This time dissents at the domestic level. Here's a question from the Panel in the U.S. - Tyres Safeguards (DS399) WTO dispute:
Q8. What weight, if any, should the Panel give to the fact that there were two dissenting opinions within the USITC on causation?
As background, there are six ITC commissioners, and four voted affirmative, while two voted negative, in the tires case.
Here was the U.S. response to the question:
32. The Panel should give no weight to the fact that there were two dissenting Commissioners on the issue of causation. The separate views of any dissenting Commissioner are not part of the determination of the ITC majority that market disruption exists. It is the determination of the majority of Commissioners that forms the legally operative determination of the ITC, and the determination in front of this Panel. Accordingly, the United States submits that the dissenting views are not of legal consequence and, therefore, not pertinent to the Panel’s consideration of whether the determination of the ITC is consistent with the U.S. obligations under paragraph 16 of the Protocol of Accession.

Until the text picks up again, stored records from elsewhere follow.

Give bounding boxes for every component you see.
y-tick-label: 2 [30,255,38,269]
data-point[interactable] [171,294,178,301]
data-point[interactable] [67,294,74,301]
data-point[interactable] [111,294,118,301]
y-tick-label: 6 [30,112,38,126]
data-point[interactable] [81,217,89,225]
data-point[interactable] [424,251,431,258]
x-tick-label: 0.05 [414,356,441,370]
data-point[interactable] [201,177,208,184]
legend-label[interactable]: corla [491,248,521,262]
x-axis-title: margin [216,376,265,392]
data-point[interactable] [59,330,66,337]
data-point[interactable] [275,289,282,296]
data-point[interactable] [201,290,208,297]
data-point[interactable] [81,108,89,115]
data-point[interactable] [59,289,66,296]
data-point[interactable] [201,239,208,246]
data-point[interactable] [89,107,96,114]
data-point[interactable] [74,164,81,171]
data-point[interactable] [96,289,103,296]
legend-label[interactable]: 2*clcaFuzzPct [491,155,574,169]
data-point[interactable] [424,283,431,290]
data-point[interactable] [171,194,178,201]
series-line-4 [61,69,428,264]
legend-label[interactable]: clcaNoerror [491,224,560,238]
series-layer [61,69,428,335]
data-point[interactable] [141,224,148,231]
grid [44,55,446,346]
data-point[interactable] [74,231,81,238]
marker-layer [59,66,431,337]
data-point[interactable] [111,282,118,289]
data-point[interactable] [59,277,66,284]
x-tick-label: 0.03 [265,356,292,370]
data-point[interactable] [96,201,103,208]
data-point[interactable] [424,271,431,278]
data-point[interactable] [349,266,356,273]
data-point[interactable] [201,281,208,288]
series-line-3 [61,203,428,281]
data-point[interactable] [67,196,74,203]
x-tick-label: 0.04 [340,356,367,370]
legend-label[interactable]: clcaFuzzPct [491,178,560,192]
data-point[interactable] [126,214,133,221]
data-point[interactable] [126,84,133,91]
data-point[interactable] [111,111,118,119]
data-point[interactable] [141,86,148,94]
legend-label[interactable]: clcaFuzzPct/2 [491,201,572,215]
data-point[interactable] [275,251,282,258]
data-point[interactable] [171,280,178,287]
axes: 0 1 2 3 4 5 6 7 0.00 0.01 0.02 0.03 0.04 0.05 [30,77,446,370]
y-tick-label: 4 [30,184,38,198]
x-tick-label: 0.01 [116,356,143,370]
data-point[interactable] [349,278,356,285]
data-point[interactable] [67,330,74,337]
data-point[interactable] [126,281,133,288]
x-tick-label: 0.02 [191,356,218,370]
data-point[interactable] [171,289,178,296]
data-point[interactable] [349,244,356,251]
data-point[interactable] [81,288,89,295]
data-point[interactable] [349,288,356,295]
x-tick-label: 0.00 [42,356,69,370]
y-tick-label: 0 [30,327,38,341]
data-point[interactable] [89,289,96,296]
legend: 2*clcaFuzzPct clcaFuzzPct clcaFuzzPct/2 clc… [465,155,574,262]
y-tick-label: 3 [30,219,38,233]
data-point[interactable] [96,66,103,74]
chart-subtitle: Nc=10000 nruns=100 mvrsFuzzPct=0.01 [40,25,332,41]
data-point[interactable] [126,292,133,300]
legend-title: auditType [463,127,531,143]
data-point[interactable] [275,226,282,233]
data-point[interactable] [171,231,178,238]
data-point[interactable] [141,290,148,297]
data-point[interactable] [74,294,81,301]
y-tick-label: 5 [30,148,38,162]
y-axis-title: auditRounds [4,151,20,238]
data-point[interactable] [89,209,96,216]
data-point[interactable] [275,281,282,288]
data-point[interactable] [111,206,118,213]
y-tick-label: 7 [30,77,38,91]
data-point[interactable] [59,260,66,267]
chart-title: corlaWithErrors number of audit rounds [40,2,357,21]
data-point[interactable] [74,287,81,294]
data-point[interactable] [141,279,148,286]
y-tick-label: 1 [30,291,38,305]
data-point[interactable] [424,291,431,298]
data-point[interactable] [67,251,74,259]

33. We note in this regard that the Appellate Body has stated that WTO Members have considerable latitude in structuring the internal decision-making process of their competent authorities. The Appellate Body explained:
[W]e are not concerned with how the competent authorities of WTO Members reach their determinations in applying safeguard measures. The Agreement on Safeguards does not prescribe the internal decision-making process for making such a determination. That is entirely up to WTO Members in the exercise of their sovereignty. We are concerned only with the determination itself, which is a singular act for which a WTO Member may be accountable in WTO dispute settlement.44
34. The same reasoning applies to decisions under paragraph 16 of the Protocol of Accession. The Protocol also does not prescribe the internal decision-making process for making determinations of market disruption. Therefore, the Panel should address only the determination of the ITC, not the dissenting views.
35. Finally, the United States notes that China has cited the views of the dissenting Commissioners throughout its written submission on a number of issues. Although the majority and dissenting Commissioners may have come to different conclusions on certain issues, the fact that the majority and dissenting Commissioners both addressed these issues in detail only underscores that the Commission as a whole addressed the circumstances of the tires market in detail, and gave serious consideration to the arguments made by all parties before the Commission, including those parties who opposed any remedy.
The U.S. response seems right to me. Here's a harder question, though. Where the Commission vote is divided evenly (and thus there's no "majority" view), the determination is deemed to be affirmative. See 19 U.S.C. §1677(11). How would this situation be dealt with under WTO rules?